Context: Hypothalamic proopiomelanocortin (POMC) is processed to α-melanocyte-stimulating hormone, which interacts with the melanocortin antagonist agouti-related protein (AgRP), to regulate energy balance. The POMC-derived opioid peptide β-endorphin (β-EP) also affects feeding behavior via interactions with brain µ-opioid receptors (MORs), including autoinhibitory interactions with MOR expressed by POMC neurons. The opioid antagonist naltrexone (NTX) stimulates POMC neurons in rodents and decreases food intake.
Objective and design: The effect of NTX on brain POMC in humans was assessed by measuring POMC peptide concentrations in lumbar cerebrospinal fluid (CSF). AgRP and cortisol levels were also measured because both are inhibited by opioids. In a double-blinded crossover study, 14 healthy subjects were given NTX (50 mg daily) or placebo for either 2 or 7 days.

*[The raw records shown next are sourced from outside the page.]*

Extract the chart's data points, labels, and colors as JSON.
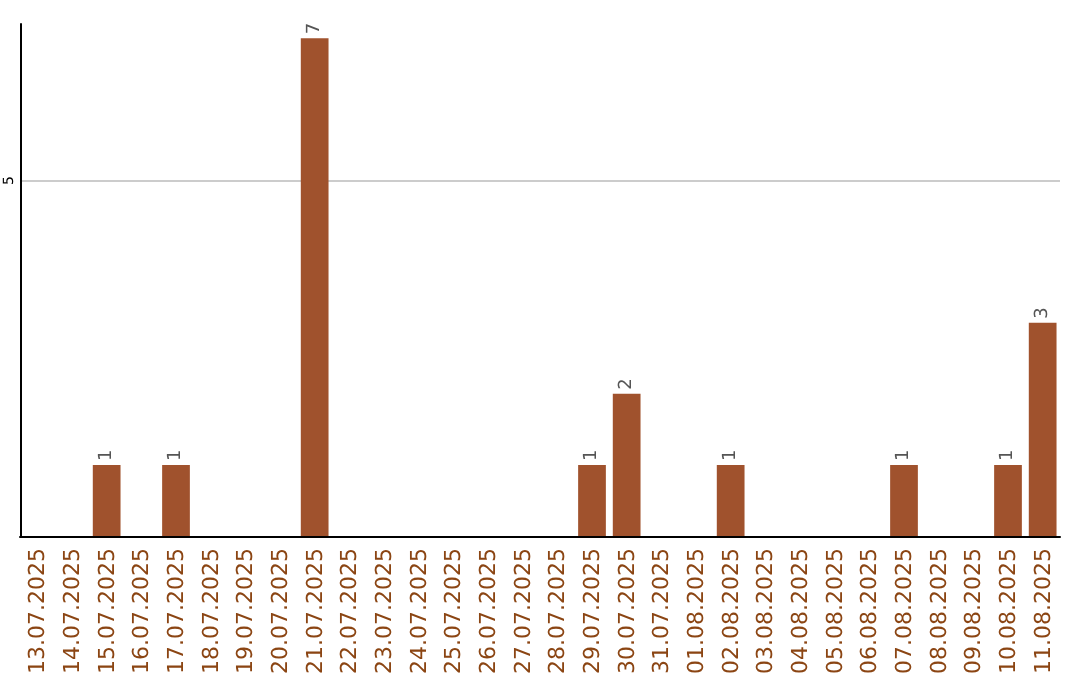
{
  "chart_data": {
    "type": "bar",
    "categories": [
      "13.07.2025",
      "14.07.2025",
      "15.07.2025",
      "16.07.2025",
      "17.07.2025",
      "18.07.2025",
      "19.07.2025",
      "20.07.2025",
      "21.07.2025",
      "22.07.2025",
      "23.07.2025",
      "24.07.2025",
      "25.07.2025",
      "26.07.2025",
      "27.07.2025",
      "28.07.2025",
      "29.07.2025",
      "30.07.2025",
      "31.07.2025",
      "01.08.2025",
      "02.08.2025",
      "03.08.2025",
      "04.08.2025",
      "05.08.2025",
      "06.08.2025",
      "07.08.2025",
      "08.08.2025",
      "09.08.2025",
      "10.08.2025",
      "11.08.2025"
    ],
    "values": [
      0,
      0,
      1,
      0,
      1,
      0,
      0,
      0,
      7,
      0,
      0,
      0,
      0,
      0,
      0,
      0,
      1,
      2,
      0,
      0,
      1,
      0,
      0,
      0,
      0,
      1,
      0,
      0,
      1,
      3
    ],
    "value_labels": [
      null,
      null,
      "1",
      null,
      "1",
      null,
      null,
      null,
      "7",
      null,
      null,
      null,
      null,
      null,
      null,
      null,
      "1",
      "2",
      null,
      null,
      "1",
      null,
      null,
      null,
      null,
      "1",
      null,
      null,
      "1",
      "3"
    ],
    "color": "#a0522d",
    "ylim": [
      0,
      7.2
    ],
    "yticks": [
      5
    ],
    "grid": "y"
  }
}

Results: CSF β-EP levels increased after 2 and 7 days of NTX treatment; CSF POMC levels did not change, but the β-EP-to-POMC ratio increased. CSF AgRP levels did not change, but plasma AgRP levels tended to increase after NTX (P = 0.06). Cortisol increased in plasma and CSF after NTX treatment; these changes correlated positively with changes in AgRP levels.
Conclusion: Opioid antagonism stimulates POMC peptide release into CSF in humans. The increase in the CSF β-EP-to-POMC ratio could indicate selective release of processed peptides or an effect on POMC processing. Furthermore, AgRP and cortisol stimulation by NTX may mitigate POMC-induced decrease in food intake. It remains to be determined if biomarkers in CSF and plasma could be used to predict responses to pharmacotherapy targeting the melanocortin system.
Keywords: agouti-related protein; cerebrospinal fluid; cortisol; naltrexone; proopiomelanocortin; β-endorphin.